Tag Archives: forest fire

Fort McMurray Wildfire: Not a Campfire

©2016 by Raymond Alexander Kukkee  

(*photos unavailable at this time due to technical difficulties)

 

We like Camping Better

Think back...have you ever sat beside a lake at a camp site,  toasting marshmallows, watching a natural, crackling fire consume firewood, glowing red-hot, yellow flames,  wisps of smoke and  sparks magically drifting off into the night sky?  Maybe it's not a campfire; many  modern camping enthusiasts  content ourselves with a camp stove, usually not a campfire, the open type, at least —or  we carefully use  the same safe, good old-fashioned fire pit. Enjoying the company of good friends and making fond memories out camping may be accessorized with a favourite book or fishing rod, or both, and  R&R is completed with sunshine,  snoozing, canoe, kids,  water-play, tent, food and fun. Fire danger presently in the mind or not, we like camping better than  life back at the suburbs, and that's how the great outdoors should be, but...

But let us try again...have you ever  wind gust and shift almost instantaneously at your campsite,  blowing hot, suffocating, ash, smoke and sparks from your fire into your face, making those  comfy seats around the campfire a hazard,  not a place to sit and dream?  Perhaps too much fuel is indiscriminately added;  the fire becomes too big,   flames reach to the sky, threatening  nearby trees.  It has become dangerous; it is not a simple campfire any longer as wind fans flames.  Heat, acrid smoke,  dangerous sparks fly,  flames spread into nearby tinder-dry grass or the forest itself. There is a  sudden realization of fear...good times are forgotten and panic ensues. With unpredictable winds in some conditions  it is even possible to become surrounded by a deadly  wildfire.

The Fort McMurray Wildfire

To date it is unknown if the current fire event at Fort McMurray, Alberta, was started by lightning or accidentally,  by human activity.  Here at IncomingBytes we  respect, treasure and enjoy the great outdoors, and certainly hope the cause was not a campfire neglected by individuals who were enjoying the finest Mother Nature has to offer.
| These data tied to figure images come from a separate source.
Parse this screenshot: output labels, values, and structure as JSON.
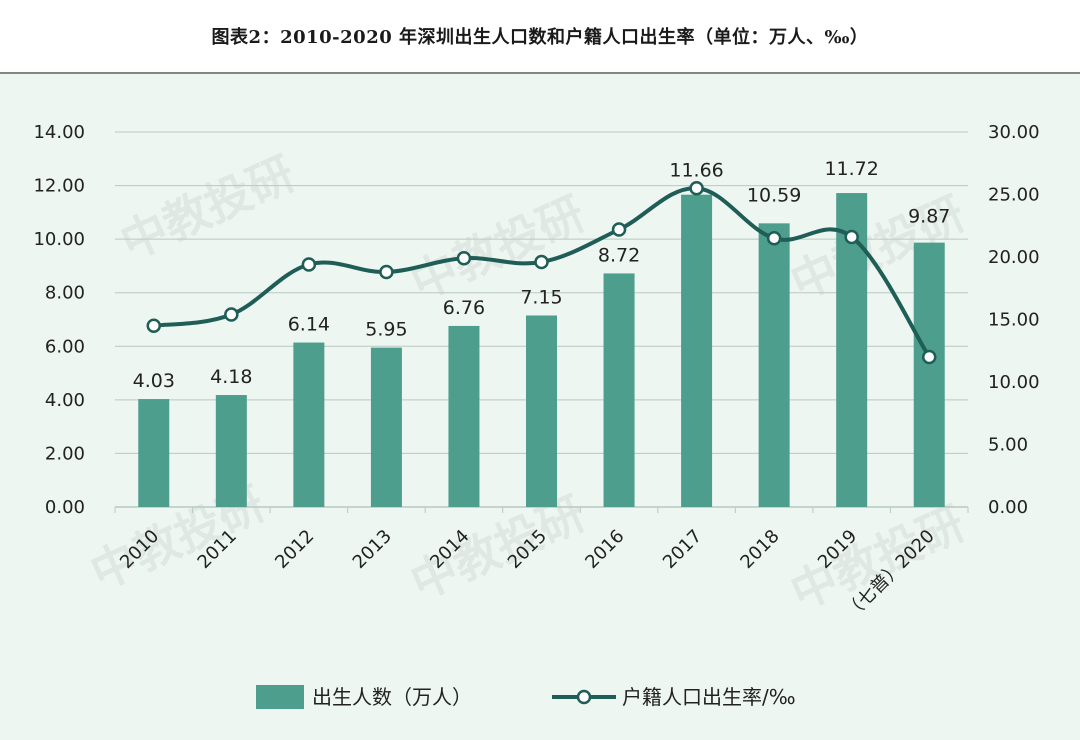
{
  "title": "图表2：2010-2020 年深圳出生人口数和户籍人口出生率（单位：万人、‰）",
  "watermark": "中教投研",
  "colors": {
    "bar": "#4d9e8c",
    "line": "#1f5e56",
    "grid": "#b9c9c4",
    "background": "#eef6f1"
  },
  "chart_data": {
    "type": "bar",
    "categories": [
      "2010",
      "2011",
      "2012",
      "2013",
      "2014",
      "2015",
      "2016",
      "2017",
      "2018",
      "2019",
      "2020"
    ],
    "category_note": {
      "index": 10,
      "text": "（七普）"
    },
    "series": [
      {
        "name": "出生人数（万人）",
        "type": "bar",
        "axis": "left",
        "values": [
          4.03,
          4.18,
          6.14,
          5.95,
          6.76,
          7.15,
          8.72,
          11.66,
          10.59,
          11.72,
          9.87
        ],
        "labels": [
          "4.03",
          "4.18",
          "6.14",
          "5.95",
          "6.76",
          "7.15",
          "8.72",
          "11.66",
          "10.59",
          "11.72",
          "9.87"
        ]
      },
      {
        "name": "户籍人口出生率/‰",
        "type": "line",
        "axis": "right",
        "smooth": true,
        "marker": "circle",
        "values": [
          14.5,
          15.4,
          19.4,
          18.8,
          19.9,
          19.6,
          22.2,
          25.5,
          21.5,
          21.6,
          12.0
        ]
      }
    ],
    "y_left": {
      "ylim": [
        0,
        14
      ],
      "ticks": [
        "0.00",
        "2.00",
        "4.00",
        "6.00",
        "8.00",
        "10.00",
        "12.00",
        "14.00"
      ]
    },
    "y_right": {
      "ylim": [
        0,
        30
      ],
      "ticks": [
        "0.00",
        "5.00",
        "10.00",
        "15.00",
        "20.00",
        "25.00",
        "30.00"
      ]
    },
    "grid": true,
    "legend_position": "bottom"
  }
}
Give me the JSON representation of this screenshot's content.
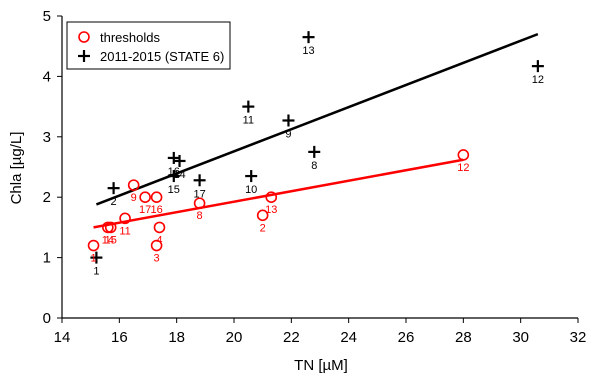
{
  "chart_data": {
    "type": "scatter",
    "xlabel": "TN [µM]",
    "ylabel": "Chla [µg/L]",
    "xlim": [
      14,
      32
    ],
    "ylim": [
      0,
      5
    ],
    "x_ticks": [
      14,
      16,
      18,
      20,
      22,
      24,
      26,
      28,
      30,
      32
    ],
    "y_ticks": [
      0,
      1,
      2,
      3,
      4,
      5
    ],
    "grid": false,
    "legend_position": "top-left",
    "series": [
      {
        "name": "thresholds",
        "marker": "circle",
        "color": "#ff0000",
        "points": [
          {
            "x": 15.1,
            "y": 1.2,
            "label": "1"
          },
          {
            "x": 15.6,
            "y": 1.5,
            "label": "14"
          },
          {
            "x": 15.7,
            "y": 1.5,
            "label": "15"
          },
          {
            "x": 16.2,
            "y": 1.65,
            "label": "11"
          },
          {
            "x": 16.5,
            "y": 2.2,
            "label": "9"
          },
          {
            "x": 16.9,
            "y": 2.0,
            "label": "17"
          },
          {
            "x": 17.3,
            "y": 2.0,
            "label": "16"
          },
          {
            "x": 17.3,
            "y": 1.2,
            "label": "3"
          },
          {
            "x": 17.4,
            "y": 1.5,
            "label": "4"
          },
          {
            "x": 18.8,
            "y": 1.9,
            "label": "8"
          },
          {
            "x": 21.0,
            "y": 1.7,
            "label": "2"
          },
          {
            "x": 21.3,
            "y": 2.0,
            "label": "13"
          },
          {
            "x": 28.0,
            "y": 2.7,
            "label": "12"
          }
        ],
        "trend": {
          "x": [
            15.1,
            28.0
          ],
          "y": [
            1.5,
            2.62
          ]
        }
      },
      {
        "name": "2011-2015 (STATE 6)",
        "marker": "plus",
        "color": "#000000",
        "points": [
          {
            "x": 15.2,
            "y": 1.0,
            "label": "1"
          },
          {
            "x": 15.8,
            "y": 2.15,
            "label": "2"
          },
          {
            "x": 17.9,
            "y": 2.65,
            "label": "16"
          },
          {
            "x": 18.1,
            "y": 2.6,
            "label": "14"
          },
          {
            "x": 17.9,
            "y": 2.35,
            "label": "15"
          },
          {
            "x": 18.8,
            "y": 2.28,
            "label": "17"
          },
          {
            "x": 20.5,
            "y": 3.5,
            "label": "11"
          },
          {
            "x": 20.6,
            "y": 2.35,
            "label": "10"
          },
          {
            "x": 21.9,
            "y": 3.27,
            "label": "9"
          },
          {
            "x": 22.8,
            "y": 2.75,
            "label": "8"
          },
          {
            "x": 22.6,
            "y": 4.65,
            "label": "13"
          },
          {
            "x": 30.6,
            "y": 4.17,
            "label": "12"
          }
        ],
        "trend": {
          "x": [
            15.2,
            30.6
          ],
          "y": [
            1.88,
            4.7
          ]
        }
      }
    ]
  }
}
It is too early to speculate.

We can only offer for certain that, like all forest fires, the Fort Mac monster started out small, accidentally or otherwise.  Fires have been caused by lightning, a vehicle,  a single spark, the careless tossing of a cigarette butt, or  in the worst case scenario, vandalism.  Not arson, please;  there could never be adequate punishment meted out for a crime of that magnitude.   And hopefully, it was not an innocent campfire run amok;  we repeat, please, —not an innocent campfire.  That would imply that someone's love for the wonderful outdoors burned  and scarred Mother Nature;  carelessness... neglect,  and unfettered guilt...You get the idea.

The Perfect Firestorm

Regardless of how the 'Fort Mac ' fire started, it grew unbelievably fast and totally out of control.  Within a very short period of time, the fire became an insatiable monster of the highest magnitude. Why?  Fire officials suggest this event was differenta perfect storm, with kindling-dry forests,  an endless and huge supply of fuel, bone-dry wood,  logs, dead trees, green conifers, extremely  low humidity, hot temperatures,  no rain, —all coupled with  gusting, driving winds capable of switching direction  unpredictably within moments.  Perfect conditions existed province-wide for the incredibly fast expansion of even the tiniest  fire.  Heat, dry fuel, oxygen... all are necessary for fire, and contributed greatly to this unbelievable, perfect firestorm.  All it took was one spark,  a campfire, a cigarette butt,  perhaps a discarded glass bottle and sunlight, or a lightning strike.  With the fire still in progress, officials can only guess at the cause as Canadians have switched into survival and firefighting mode.

The Fort Mac fire took off, becoming large enough to create its own weather system and be seen from space;  it soon consumed thousands of buildings, homes, commercial buildings, infrastructure, destroying  vehicles, personal property and livelihoods indiscriminately in an incredibly savage attack. More than 80,000 people were forced to evacuate to safer areas initially both north and south.  Unbelievably, some people  were even forced to evacuate more than once, to flee  endangered oil facilities and evacuation centers.

 

Not a Campfire?

This fire remains a vicious, unpredictable predator many days later, after destroying large neighbourhoods of Fort McMurray, and unbelievably, far more than 200,000 hectares, hundreds of square kilometers of forest —a monster wildfire which ultimately may only be controlled eventually by cooler conditions,  rainfall, and Mother Nature herself.

This is an ongoing story;  a  horrific forest fire event unparalleled  in Canadian history. A wildfire to which all North Americans should be paying attention. We continue to hope it was not a camp fire.